Lambeth has been a seat of pottery manufacture from an early period. In mediæval times the characteristic brown-ware pitchers, pans, tygs, &c., were made; and, later on, at this place was quite a colony of makers of Delft ware, who in turn gave place to stoneware manufacturers. China, too, appears to have been made at Lambeth from perhaps 1760, or thereabouts. It is recorded that in the middle of the seventeenth century the Delft ware manufacture commenced; but it is not unlikely that Rous and Cullyn, some years earlier, here established themselves in the making of “stone potts, stone jugs, and stone bottels,” for which they received a patent in 1626.[50] It is conjectured, and with some probability, that one of the Delft ware makers at this place was John Ariens Van Hamme, a Dutchman, who had come over from the Hague under the encouragement of our ambassador, who, as has already been shown,[51] took out a patent in 1676 for the “art of makeinge tiles and porcelane and other earthen wares, after the way practiced in Holland,” and who, with his staff of workmen, probably formed the nucleus of what was afterwards a nest of potters, comprising, according to the “History of Lambeth,” no less than twenty manufactories. In 1693 a trial took place in the Court of Exchequer concerning some parcels of potter’s clay which had been seized by the Custom House officers, under pretence that it was fuller’s earth. In this trial five London potters, William Knight, Thomas Harper, Henry De Wilde, John Robins, and Moses Johnson, gave evidence in favour of the clay being potter’s clay. There is nothing in the record of this trial to identify any of the five potters therein named with Lambeth; but the probability is that some of them belonged to that place. One of them, William Knight, was undoubtedly the “William Knight of the parish of St. Buttolph Without, Aldgate, London, Pottmaker,” concerning whom I give, from the original deed in my possession, some particulars under the head of “Aldgate;” some of the others were, I believe, of Lambeth. The account of the trial has been printed by my friend, Mr. Reeks, in the “Catalogue of the Museum of Practical Geology,” and is so interesting that I here reproduce it entire.

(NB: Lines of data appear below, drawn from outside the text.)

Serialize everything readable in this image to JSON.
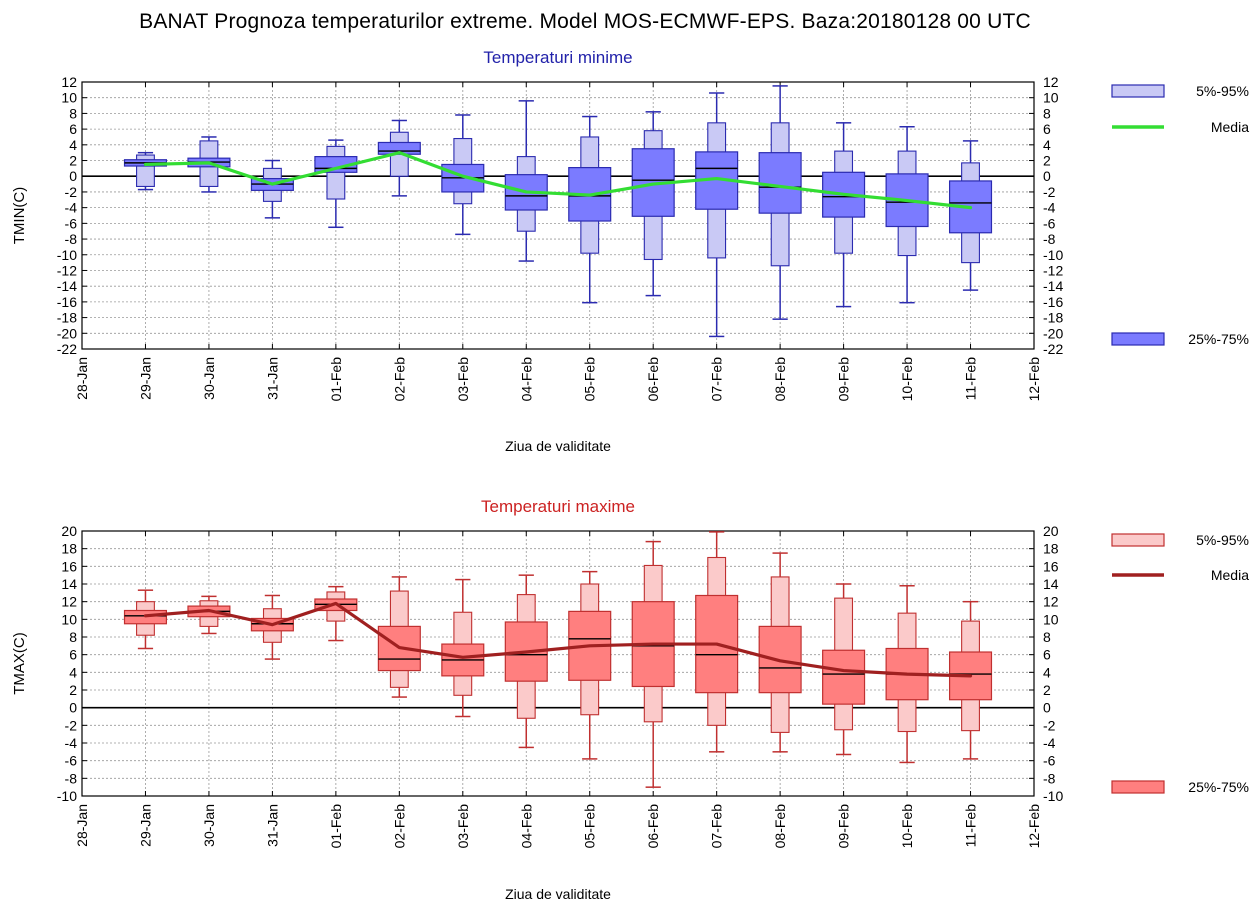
{
  "title": "BANAT  Prognoza temperaturilor extreme.  Model MOS-ECMWF-EPS. Baza:20180128 00 UTC",
  "colors": {
    "min_box": "#7b7bff",
    "min_box_stroke": "#2b2bb0",
    "min_whisker_box": "#c9c9f5",
    "min_line": "#33dd33",
    "min_title": "#2222aa",
    "max_box": "#ff7f7f",
    "max_box_stroke": "#c03030",
    "max_whisker_box": "#fbcaca",
    "max_line": "#a02020",
    "max_title": "#cc2222",
    "zero_line": "#000000",
    "grid": "#999999"
  },
  "chart_data": [
    {
      "type": "box",
      "title": "Temperaturi minime",
      "xlabel": "Ziua de validitate",
      "ylabel": "TMIN(C)",
      "xticks": [
        "28-Jan",
        "29-Jan",
        "30-Jan",
        "31-Jan",
        "01-Feb",
        "02-Feb",
        "03-Feb",
        "04-Feb",
        "05-Feb",
        "06-Feb",
        "07-Feb",
        "08-Feb",
        "09-Feb",
        "10-Feb",
        "11-Feb",
        "12-Feb"
      ],
      "yticks": [
        "12",
        "10",
        "8",
        "6",
        "4",
        "2",
        "0",
        "-2",
        "-4",
        "-6",
        "-8",
        "-10",
        "-12",
        "-14",
        "-16",
        "-18",
        "-20",
        "-22"
      ],
      "ylim": [
        -22,
        12
      ],
      "grid": true,
      "legend": [
        "5%-95%",
        "Media",
        "25%-75%"
      ],
      "boxes": [
        {
          "day": "29-Jan",
          "p5": -1.7,
          "p25": 1.3,
          "p50": 1.7,
          "p75": 2.1,
          "p95": 3.0,
          "p95box": 2.7,
          "p5box": -1.3
        },
        {
          "day": "30-Jan",
          "p5": -2.0,
          "p25": 1.2,
          "p50": 1.8,
          "p75": 2.3,
          "p95": 5.0,
          "p95box": 4.5,
          "p5box": -1.3
        },
        {
          "day": "31-Jan",
          "p5": -5.3,
          "p25": -1.8,
          "p50": -1.0,
          "p75": -0.3,
          "p95": 2.0,
          "p95box": 1.0,
          "p5box": -3.2
        },
        {
          "day": "01-Feb",
          "p5": -6.5,
          "p25": 0.5,
          "p50": 1.0,
          "p75": 2.5,
          "p95": 4.6,
          "p95box": 3.8,
          "p5box": -2.9
        },
        {
          "day": "02-Feb",
          "p5": -2.5,
          "p25": 2.8,
          "p50": 3.2,
          "p75": 4.3,
          "p95": 7.1,
          "p95box": 5.6,
          "p5box": 0.0
        },
        {
          "day": "03-Feb",
          "p5": -7.4,
          "p25": -2.0,
          "p50": -0.2,
          "p75": 1.5,
          "p95": 7.8,
          "p95box": 4.8,
          "p5box": -3.5
        },
        {
          "day": "04-Feb",
          "p5": -10.8,
          "p25": -4.3,
          "p50": -2.5,
          "p75": 0.2,
          "p95": 9.6,
          "p95box": 2.5,
          "p5box": -7.0
        },
        {
          "day": "05-Feb",
          "p5": -16.1,
          "p25": -5.7,
          "p50": -2.5,
          "p75": 1.1,
          "p95": 7.6,
          "p95box": 5.0,
          "p5box": -9.8
        },
        {
          "day": "06-Feb",
          "p5": -15.2,
          "p25": -5.1,
          "p50": -0.5,
          "p75": 3.5,
          "p95": 8.2,
          "p95box": 5.8,
          "p5box": -10.6
        },
        {
          "day": "07-Feb",
          "p5": -20.4,
          "p25": -4.2,
          "p50": 1.0,
          "p75": 3.1,
          "p95": 10.6,
          "p95box": 6.8,
          "p5box": -10.4
        },
        {
          "day": "08-Feb",
          "p5": -18.2,
          "p25": -4.7,
          "p50": -1.4,
          "p75": 3.0,
          "p95": 11.5,
          "p95box": 6.8,
          "p5box": -11.4
        },
        {
          "day": "09-Feb",
          "p5": -16.6,
          "p25": -5.2,
          "p50": -2.6,
          "p75": 0.5,
          "p95": 6.8,
          "p95box": 3.2,
          "p5box": -9.8
        },
        {
          "day": "10-Feb",
          "p5": -16.1,
          "p25": -6.4,
          "p50": -3.3,
          "p75": 0.3,
          "p95": 6.3,
          "p95box": 3.2,
          "p5box": -10.1
        },
        {
          "day": "11-Feb",
          "p5": -14.5,
          "p25": -7.2,
          "p50": -3.4,
          "p75": -0.6,
          "p95": 4.5,
          "p95box": 1.7,
          "p5box": -11.0
        }
      ],
      "media": [
        1.5,
        1.7,
        -1.0,
        1.0,
        3.0,
        0.0,
        -2.0,
        -2.4,
        -1.0,
        -0.3,
        -1.3,
        -2.3,
        -3.1,
        -4.0
      ]
    },
    {
      "type": "box",
      "title": "Temperaturi maxime",
      "xlabel": "Ziua de validitate",
      "ylabel": "TMAX(C)",
      "xticks": [
        "28-Jan",
        "29-Jan",
        "30-Jan",
        "31-Jan",
        "01-Feb",
        "02-Feb",
        "03-Feb",
        "04-Feb",
        "05-Feb",
        "06-Feb",
        "07-Feb",
        "08-Feb",
        "09-Feb",
        "10-Feb",
        "11-Feb",
        "12-Feb"
      ],
      "yticks": [
        "20",
        "18",
        "16",
        "14",
        "12",
        "10",
        "8",
        "6",
        "4",
        "2",
        "0",
        "-2",
        "-4",
        "-6",
        "-8",
        "-10"
      ],
      "ylim": [
        -10,
        20
      ],
      "grid": true,
      "legend": [
        "5%-95%",
        "Media",
        "25%-75%"
      ],
      "boxes": [
        {
          "day": "29-Jan",
          "p5": 6.7,
          "p25": 9.5,
          "p50": 10.4,
          "p75": 11.0,
          "p95": 13.3,
          "p95box": 12.0,
          "p5box": 8.2
        },
        {
          "day": "30-Jan",
          "p5": 8.4,
          "p25": 10.3,
          "p50": 10.9,
          "p75": 11.5,
          "p95": 12.6,
          "p95box": 12.1,
          "p5box": 9.2
        },
        {
          "day": "31-Jan",
          "p5": 5.5,
          "p25": 8.7,
          "p50": 9.5,
          "p75": 10.1,
          "p95": 12.7,
          "p95box": 11.2,
          "p5box": 7.4
        },
        {
          "day": "01-Feb",
          "p5": 7.6,
          "p25": 11.0,
          "p50": 11.7,
          "p75": 12.3,
          "p95": 13.7,
          "p95box": 13.1,
          "p5box": 9.8
        },
        {
          "day": "02-Feb",
          "p5": 1.2,
          "p25": 4.2,
          "p50": 5.5,
          "p75": 9.2,
          "p95": 14.8,
          "p95box": 13.2,
          "p5box": 2.3
        },
        {
          "day": "03-Feb",
          "p5": -1.0,
          "p25": 3.6,
          "p50": 5.4,
          "p75": 7.2,
          "p95": 14.5,
          "p95box": 10.8,
          "p5box": 1.4
        },
        {
          "day": "04-Feb",
          "p5": -4.5,
          "p25": 3.0,
          "p50": 6.0,
          "p75": 9.7,
          "p95": 15.0,
          "p95box": 12.8,
          "p5box": -1.2
        },
        {
          "day": "05-Feb",
          "p5": -5.8,
          "p25": 3.1,
          "p50": 7.8,
          "p75": 10.9,
          "p95": 15.4,
          "p95box": 14.0,
          "p5box": -0.8
        },
        {
          "day": "06-Feb",
          "p5": -9.0,
          "p25": 2.4,
          "p50": 7.0,
          "p75": 12.0,
          "p95": 18.8,
          "p95box": 16.1,
          "p5box": -1.6
        },
        {
          "day": "07-Feb",
          "p5": -5.0,
          "p25": 1.7,
          "p50": 6.0,
          "p75": 12.7,
          "p95": 19.9,
          "p95box": 17.0,
          "p5box": -2.0
        },
        {
          "day": "08-Feb",
          "p5": -5.0,
          "p25": 1.7,
          "p50": 4.5,
          "p75": 9.2,
          "p95": 17.5,
          "p95box": 14.8,
          "p5box": -2.8
        },
        {
          "day": "09-Feb",
          "p5": -5.3,
          "p25": 0.4,
          "p50": 3.8,
          "p75": 6.5,
          "p95": 14.0,
          "p95box": 12.4,
          "p5box": -2.5
        },
        {
          "day": "10-Feb",
          "p5": -6.2,
          "p25": 0.9,
          "p50": 3.8,
          "p75": 6.7,
          "p95": 13.8,
          "p95box": 10.7,
          "p5box": -2.7
        },
        {
          "day": "11-Feb",
          "p5": -5.8,
          "p25": 0.9,
          "p50": 3.8,
          "p75": 6.3,
          "p95": 12.0,
          "p95box": 9.8,
          "p5box": -2.6
        }
      ],
      "media": [
        10.4,
        11.0,
        9.4,
        11.8,
        6.8,
        5.7,
        6.3,
        7.0,
        7.2,
        7.2,
        5.3,
        4.2,
        3.8,
        3.6
      ]
    }
  ]
}
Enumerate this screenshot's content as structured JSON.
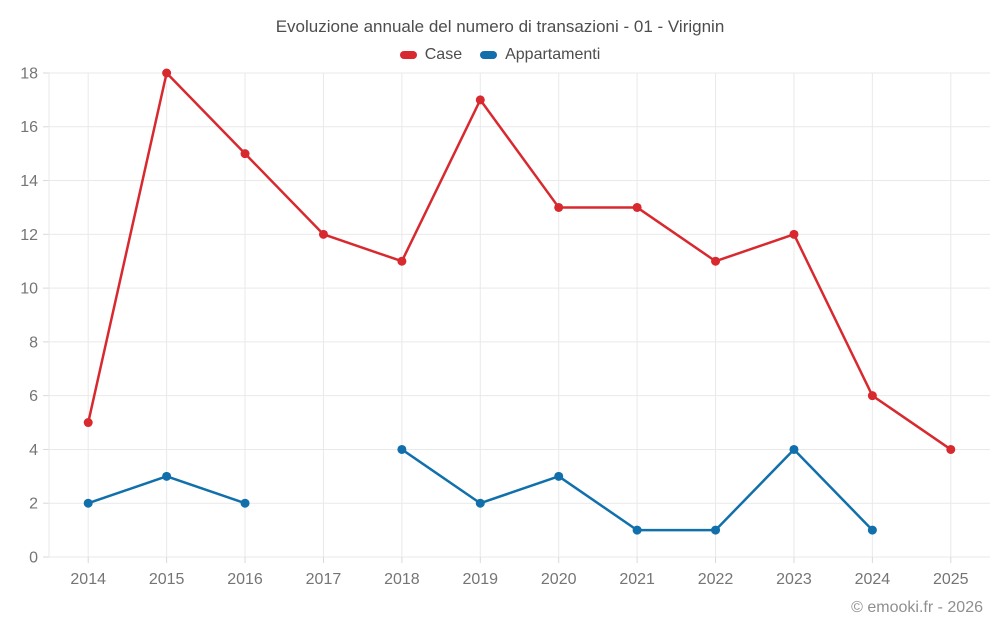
{
  "header": {
    "title": "Evoluzione annuale del numero di transazioni - 01 - Virignin"
  },
  "footer": {
    "copyright": "© emooki.fr - 2026"
  },
  "colors": {
    "background": "#ffffff",
    "grid": "#e9e9e9",
    "tick": "#d9d9d9",
    "axis_text": "#757575",
    "title_text": "#4d4d4d",
    "footer_text": "#8f8f8f",
    "case_red": "#d8292f",
    "appartamenti_blue": "#1170ab"
  },
  "chart_data": {
    "type": "line",
    "title": "Evoluzione annuale del numero di transazioni - 01 - Virignin",
    "xlabel": "",
    "ylabel": "",
    "categories": [
      "2014",
      "2015",
      "2016",
      "2017",
      "2018",
      "2019",
      "2020",
      "2021",
      "2022",
      "2023",
      "2024",
      "2025"
    ],
    "series": [
      {
        "name": "Case",
        "color": "#d8292f",
        "values": [
          5,
          18,
          15,
          12,
          11,
          17,
          13,
          13,
          11,
          12,
          6,
          4
        ]
      },
      {
        "name": "Appartamenti",
        "color": "#1170ab",
        "values": [
          2,
          3,
          2,
          null,
          4,
          2,
          3,
          1,
          1,
          4,
          1,
          null
        ]
      }
    ],
    "ylim": [
      0,
      18
    ],
    "yticks": [
      0,
      2,
      4,
      6,
      8,
      10,
      12,
      14,
      16,
      18
    ],
    "grid": true,
    "legend_position": "top-center"
  }
}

A Brief Account of the Evidence given on behalf of Edmund Warner, at a Tryal had at the Bar the 24th of November, 1693, before the Four Barons of the Exchequer, relating to a Parcel of Potters Clay, seized by the Custom-House Officers, under the pretence of it’s being Fullers Earth.
William Riddal swore that he was Steward and Tenant to the said Warner for above 20 Years, in all which time the said Warner constantly sold to the Potters in London considerable quantities of the same sort of clay now in dispute, for the making of White and Painted Earthen-Ware: That he never knew or heard that the least Parcel of it was ever sold as Fullers-Earth, or put to any other Use than making Earthen-Ware, excepting some small quantities yearly in the Neighbourhood for daubing of Houses, which may be alledged as a good Argument that the said Clay is not of the nature of Fullers-Earth; for, whereas this makes the best Clay Wall in England, if it were of the nature of Fullers-Earth, upon the first wet Weather it would all fall to the Ground: He likewise further deposed, That the first time the said Warner shipt the said Clay for Holland, it was seized by the Custom-house Officers as Fullers-Earth; but upon Tryal of it, they were convinced of their Error, and cleared the same.